I looked at your PR. Hmm, I am not quite sure about it. First, there are also the lower level loop.create_task and asyncio.ensure_future methods which this does not cover. Second, I think you actually have to await the wrapped coro in traced_coro, otherwise you just return a reference.

What are the reasons to keep DatadogContextMixin._update_active as is?

mklokocka avatar Mar 12 '24 16:03 mklokocka

Sorry about that. The PR was in a rough in a state. It is finally reviewable and should address both of your concerns.

The duration of a parent span is often independent of the parent span. In aync contextes the following traces are valid:

Case 1: Parent span ends after all child spans [parent 1 ] [child 1] [child 2]

Case 2: Parent span ends before child spans [parent 1 ] [child 1] [child 2]

Case 3: Parent span ends before child spans start [parent 1 ] [child 1] [child 2]

To make this asyncio fix DatadogContextMixin._update_active we will need to delay finishing a parent span until all spawned coroutines are started with the correct trace context. Python v3.12 introduced support for eagerly starting coroutines. This provides an API for executing coroutines as they're scheduled. Leveraging this API could allow us to support the span parenting in _update_active but this functionality does not exist in python<3.12 😞

tldr: Supporting this functionality on span finish and detecting when an async task starts executing could be tricky. I think it is best to provide this functionality on span start by patching the BaseEventLoop.

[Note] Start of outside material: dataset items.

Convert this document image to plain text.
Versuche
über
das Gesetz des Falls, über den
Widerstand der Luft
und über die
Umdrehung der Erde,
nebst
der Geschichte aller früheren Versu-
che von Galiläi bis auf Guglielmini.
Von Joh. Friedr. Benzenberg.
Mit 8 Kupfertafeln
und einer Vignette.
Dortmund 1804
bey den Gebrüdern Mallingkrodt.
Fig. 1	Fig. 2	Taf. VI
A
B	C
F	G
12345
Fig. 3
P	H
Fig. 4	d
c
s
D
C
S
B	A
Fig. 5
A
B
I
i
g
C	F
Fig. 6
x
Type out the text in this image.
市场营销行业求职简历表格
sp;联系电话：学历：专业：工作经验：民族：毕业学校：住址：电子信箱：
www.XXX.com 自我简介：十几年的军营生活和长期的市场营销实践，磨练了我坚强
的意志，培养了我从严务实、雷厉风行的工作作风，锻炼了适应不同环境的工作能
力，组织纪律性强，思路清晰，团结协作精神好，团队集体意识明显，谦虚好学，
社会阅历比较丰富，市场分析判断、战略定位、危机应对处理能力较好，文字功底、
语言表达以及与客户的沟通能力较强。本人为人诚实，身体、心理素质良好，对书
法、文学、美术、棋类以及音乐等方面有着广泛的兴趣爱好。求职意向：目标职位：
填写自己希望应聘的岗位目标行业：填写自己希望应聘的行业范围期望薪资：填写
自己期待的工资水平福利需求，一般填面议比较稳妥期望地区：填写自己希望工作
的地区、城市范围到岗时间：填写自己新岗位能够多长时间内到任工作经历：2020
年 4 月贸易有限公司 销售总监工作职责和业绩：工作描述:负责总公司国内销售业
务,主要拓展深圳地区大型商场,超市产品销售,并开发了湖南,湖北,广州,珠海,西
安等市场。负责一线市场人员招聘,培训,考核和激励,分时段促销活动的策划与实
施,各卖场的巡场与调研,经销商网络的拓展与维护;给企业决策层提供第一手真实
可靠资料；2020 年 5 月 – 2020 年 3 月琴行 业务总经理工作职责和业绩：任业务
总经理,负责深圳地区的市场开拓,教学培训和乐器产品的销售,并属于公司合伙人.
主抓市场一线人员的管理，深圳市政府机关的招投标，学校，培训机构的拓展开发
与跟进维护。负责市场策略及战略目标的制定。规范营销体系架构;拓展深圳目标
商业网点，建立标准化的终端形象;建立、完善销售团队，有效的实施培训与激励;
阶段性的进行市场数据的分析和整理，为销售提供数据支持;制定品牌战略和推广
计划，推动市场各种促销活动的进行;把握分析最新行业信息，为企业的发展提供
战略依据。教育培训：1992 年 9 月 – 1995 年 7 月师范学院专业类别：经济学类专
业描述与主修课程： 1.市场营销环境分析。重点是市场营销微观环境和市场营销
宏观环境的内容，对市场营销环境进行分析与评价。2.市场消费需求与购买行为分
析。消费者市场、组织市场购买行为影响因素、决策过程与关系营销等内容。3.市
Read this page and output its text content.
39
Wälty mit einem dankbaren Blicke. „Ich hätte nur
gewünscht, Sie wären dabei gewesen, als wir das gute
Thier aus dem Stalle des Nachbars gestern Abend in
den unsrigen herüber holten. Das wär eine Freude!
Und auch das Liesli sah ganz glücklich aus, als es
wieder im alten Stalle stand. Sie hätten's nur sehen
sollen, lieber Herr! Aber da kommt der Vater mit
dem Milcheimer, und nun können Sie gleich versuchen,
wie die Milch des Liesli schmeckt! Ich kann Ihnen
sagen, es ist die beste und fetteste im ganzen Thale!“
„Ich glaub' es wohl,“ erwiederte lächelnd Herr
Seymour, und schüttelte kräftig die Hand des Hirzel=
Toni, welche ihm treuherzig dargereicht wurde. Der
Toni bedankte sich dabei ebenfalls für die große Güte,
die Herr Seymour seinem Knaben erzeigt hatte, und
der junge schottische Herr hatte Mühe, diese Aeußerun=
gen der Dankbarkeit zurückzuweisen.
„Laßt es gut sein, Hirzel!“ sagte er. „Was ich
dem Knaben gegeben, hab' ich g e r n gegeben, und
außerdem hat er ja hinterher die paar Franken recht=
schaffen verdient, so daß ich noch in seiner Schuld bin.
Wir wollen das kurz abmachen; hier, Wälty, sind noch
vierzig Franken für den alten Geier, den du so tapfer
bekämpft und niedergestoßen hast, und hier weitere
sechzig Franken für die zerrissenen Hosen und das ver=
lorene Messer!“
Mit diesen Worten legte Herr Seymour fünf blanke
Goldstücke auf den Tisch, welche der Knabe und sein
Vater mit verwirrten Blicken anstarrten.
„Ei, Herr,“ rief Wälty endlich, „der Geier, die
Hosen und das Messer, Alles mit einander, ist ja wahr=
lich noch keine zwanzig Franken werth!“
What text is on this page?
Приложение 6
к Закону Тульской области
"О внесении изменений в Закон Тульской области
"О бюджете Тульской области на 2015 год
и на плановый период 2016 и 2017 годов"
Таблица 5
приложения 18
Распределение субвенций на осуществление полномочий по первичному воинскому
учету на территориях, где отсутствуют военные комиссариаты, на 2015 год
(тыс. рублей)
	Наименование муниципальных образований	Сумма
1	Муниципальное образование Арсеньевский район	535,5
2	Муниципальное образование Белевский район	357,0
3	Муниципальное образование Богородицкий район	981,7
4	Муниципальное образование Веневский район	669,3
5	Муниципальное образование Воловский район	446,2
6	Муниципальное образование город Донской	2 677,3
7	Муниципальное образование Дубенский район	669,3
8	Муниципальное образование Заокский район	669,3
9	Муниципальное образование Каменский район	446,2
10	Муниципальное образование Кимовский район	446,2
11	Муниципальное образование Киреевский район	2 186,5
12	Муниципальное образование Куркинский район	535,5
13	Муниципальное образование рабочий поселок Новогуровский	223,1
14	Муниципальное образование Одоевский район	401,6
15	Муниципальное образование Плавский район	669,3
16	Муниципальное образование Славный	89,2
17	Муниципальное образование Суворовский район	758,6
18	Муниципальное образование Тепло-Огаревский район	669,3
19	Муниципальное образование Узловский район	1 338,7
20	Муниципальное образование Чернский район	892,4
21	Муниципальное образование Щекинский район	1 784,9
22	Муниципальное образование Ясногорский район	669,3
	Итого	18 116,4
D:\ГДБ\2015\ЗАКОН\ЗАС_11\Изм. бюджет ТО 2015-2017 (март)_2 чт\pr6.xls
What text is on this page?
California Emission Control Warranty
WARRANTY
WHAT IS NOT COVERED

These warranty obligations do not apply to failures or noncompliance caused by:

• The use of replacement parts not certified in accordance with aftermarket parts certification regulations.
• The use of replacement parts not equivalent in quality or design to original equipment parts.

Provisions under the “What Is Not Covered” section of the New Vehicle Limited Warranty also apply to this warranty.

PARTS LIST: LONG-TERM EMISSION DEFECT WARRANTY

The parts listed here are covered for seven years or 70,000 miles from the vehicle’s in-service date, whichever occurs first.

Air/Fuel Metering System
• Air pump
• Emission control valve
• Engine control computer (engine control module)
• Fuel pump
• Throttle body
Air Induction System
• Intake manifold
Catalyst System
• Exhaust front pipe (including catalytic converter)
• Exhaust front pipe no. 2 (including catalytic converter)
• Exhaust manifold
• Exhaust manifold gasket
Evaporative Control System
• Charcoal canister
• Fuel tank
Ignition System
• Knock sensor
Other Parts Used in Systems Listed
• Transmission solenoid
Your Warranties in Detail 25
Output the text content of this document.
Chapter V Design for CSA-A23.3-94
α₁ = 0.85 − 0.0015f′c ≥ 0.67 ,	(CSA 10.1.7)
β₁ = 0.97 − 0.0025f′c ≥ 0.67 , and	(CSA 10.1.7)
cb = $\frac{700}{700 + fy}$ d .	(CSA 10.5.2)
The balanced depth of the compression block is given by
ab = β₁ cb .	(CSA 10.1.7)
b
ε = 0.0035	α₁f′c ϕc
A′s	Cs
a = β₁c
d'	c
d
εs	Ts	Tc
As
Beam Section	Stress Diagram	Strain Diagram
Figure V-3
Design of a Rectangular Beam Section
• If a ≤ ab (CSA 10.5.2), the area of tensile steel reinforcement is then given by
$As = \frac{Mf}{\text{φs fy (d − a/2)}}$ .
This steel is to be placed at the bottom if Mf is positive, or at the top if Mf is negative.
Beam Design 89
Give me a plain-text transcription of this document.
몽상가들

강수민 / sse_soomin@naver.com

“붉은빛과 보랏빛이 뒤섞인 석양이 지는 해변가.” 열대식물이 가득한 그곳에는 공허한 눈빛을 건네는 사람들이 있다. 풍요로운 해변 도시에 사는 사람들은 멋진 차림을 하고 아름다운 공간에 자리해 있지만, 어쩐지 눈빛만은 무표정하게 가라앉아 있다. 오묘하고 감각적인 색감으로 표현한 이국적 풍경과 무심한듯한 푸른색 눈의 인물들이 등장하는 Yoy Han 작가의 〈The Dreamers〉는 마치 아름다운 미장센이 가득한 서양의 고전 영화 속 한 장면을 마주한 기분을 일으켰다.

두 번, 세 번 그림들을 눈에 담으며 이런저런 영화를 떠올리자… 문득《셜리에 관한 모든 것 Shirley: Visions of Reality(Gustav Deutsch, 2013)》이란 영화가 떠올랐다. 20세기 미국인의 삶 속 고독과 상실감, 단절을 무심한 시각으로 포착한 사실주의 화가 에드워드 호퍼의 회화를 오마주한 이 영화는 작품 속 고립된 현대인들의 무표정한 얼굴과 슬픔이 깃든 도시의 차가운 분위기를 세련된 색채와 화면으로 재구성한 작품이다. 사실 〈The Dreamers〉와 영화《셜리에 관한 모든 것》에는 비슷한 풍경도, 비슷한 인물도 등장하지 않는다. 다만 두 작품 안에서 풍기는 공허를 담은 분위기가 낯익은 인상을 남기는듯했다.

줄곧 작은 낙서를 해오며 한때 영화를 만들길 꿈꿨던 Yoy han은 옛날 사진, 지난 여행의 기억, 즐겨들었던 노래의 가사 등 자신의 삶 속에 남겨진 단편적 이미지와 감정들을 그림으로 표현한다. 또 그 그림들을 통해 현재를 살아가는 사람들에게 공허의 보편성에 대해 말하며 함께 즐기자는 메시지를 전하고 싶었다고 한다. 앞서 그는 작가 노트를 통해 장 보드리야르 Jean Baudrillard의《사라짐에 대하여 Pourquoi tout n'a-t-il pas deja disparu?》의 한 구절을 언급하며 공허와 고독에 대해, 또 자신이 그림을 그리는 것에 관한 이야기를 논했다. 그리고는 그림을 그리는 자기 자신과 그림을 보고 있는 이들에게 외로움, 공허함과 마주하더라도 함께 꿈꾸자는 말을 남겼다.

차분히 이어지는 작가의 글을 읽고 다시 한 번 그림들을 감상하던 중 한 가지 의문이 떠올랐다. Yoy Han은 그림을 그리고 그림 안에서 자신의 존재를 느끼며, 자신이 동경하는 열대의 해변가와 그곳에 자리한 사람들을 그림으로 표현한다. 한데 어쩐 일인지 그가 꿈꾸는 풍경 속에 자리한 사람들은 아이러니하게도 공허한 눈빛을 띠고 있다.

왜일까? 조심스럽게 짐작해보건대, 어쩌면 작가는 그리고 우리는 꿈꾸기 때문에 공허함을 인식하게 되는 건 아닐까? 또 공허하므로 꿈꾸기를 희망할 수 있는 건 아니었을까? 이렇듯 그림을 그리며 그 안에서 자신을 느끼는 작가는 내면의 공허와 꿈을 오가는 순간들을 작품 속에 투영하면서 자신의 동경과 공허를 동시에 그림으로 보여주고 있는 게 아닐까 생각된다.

mabdinur avatar Mar 18 '24 14:03 mabdinur

So all three of asyncio.create_task, asyncio.ensure_future, and loop.create_task are gonna work?

How is this going to work with using a different event loop implementation, e.g. uvloop?

mklokocka avatar Mar 18 '24 17:03 mklokocka

@mabdinur Sorry to bother even after closing, but shouldn't the MR be patching AbstractEventLoop somehow instead to ensure compatibility with third party eventloops?

mklokocka avatar Mar 19 '24 02:03 mklokocka

@mklokocka Good point. Instrumenting the AbstractEventLoop.create_task instead of BaseEventLoop.create_task would be ideal but the ddtrace library does not support instrumenting abstract methods. The ddtrace libraries applies instrumentation to methods that are called, since AbstractEventLoop.create_task is unimplemented and therefore never called by subclasses it can't be traced.

We will need to introduce a new a set of instrumentation to support this functionality. For example introduce a helper that wraps the initialization of an object and ensures all instances of abstract classes have the expected instrumentation (however this will add significant overhead of creating objects). This is something we can look at as a separate feature request. I will create a card to track this. Thanks again for you insight 😄

mabdinur avatar Mar 19 '24 15:03 mabdinur